Some previous studies have shown that apoptosis of lens epithelial cells (LECs) plays an important role in the development of several types of cataract (Li ), such as hydrogen peroxide-induced cataract (Spector, 1995). While the mechanism of apoptosis is complex and involves a cascade of reactions, one of the key steps leading to apoptosis is the leakage of cytochrome C from the mitochondria and activation of caspase-3. The present study shows that caspase-3 expression increased when HLEC was treated with H2O2. However, pretreatment with verapamil decreased both the caspase-3 expression and apoptotic rate.
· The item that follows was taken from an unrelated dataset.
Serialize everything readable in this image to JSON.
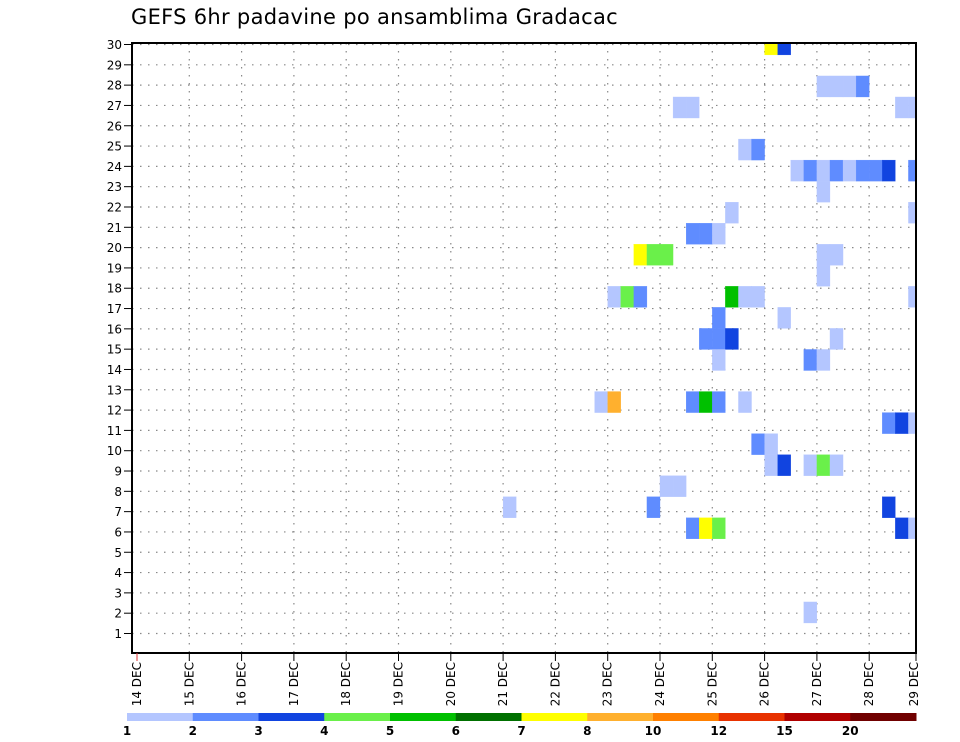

These results suggest that verapamil plays a role as a negative regulator of apoptosis by inhibiting the autocatalytic maturation of caspase-3, a key mediator of apoptosis in mammalian cells. For the above reasons, we speculated that verapamil has a protective effect against H2O2-induced damage. Caspase-3 might be one of the main effector proteins in the effects of verapamil preventing H2O2-induced apoptosis.

In summary, the present study demonstrated that verapamil could protect HLEC from hydrogen peroxide-induced oxidative damage. Our results showed verapamil is effective in reducing cell death induced by H2O2 by decreasing caspase-3 expression. This protection of verapamil may be not only due to its ability to inhibit cell death induced by H2O2, but also its possibility to improve glutathione mechanism cycling via maintaining the glutathione content. Our data suggest that verapamil may be a useful compound to prevent acute damage during oxidative stress.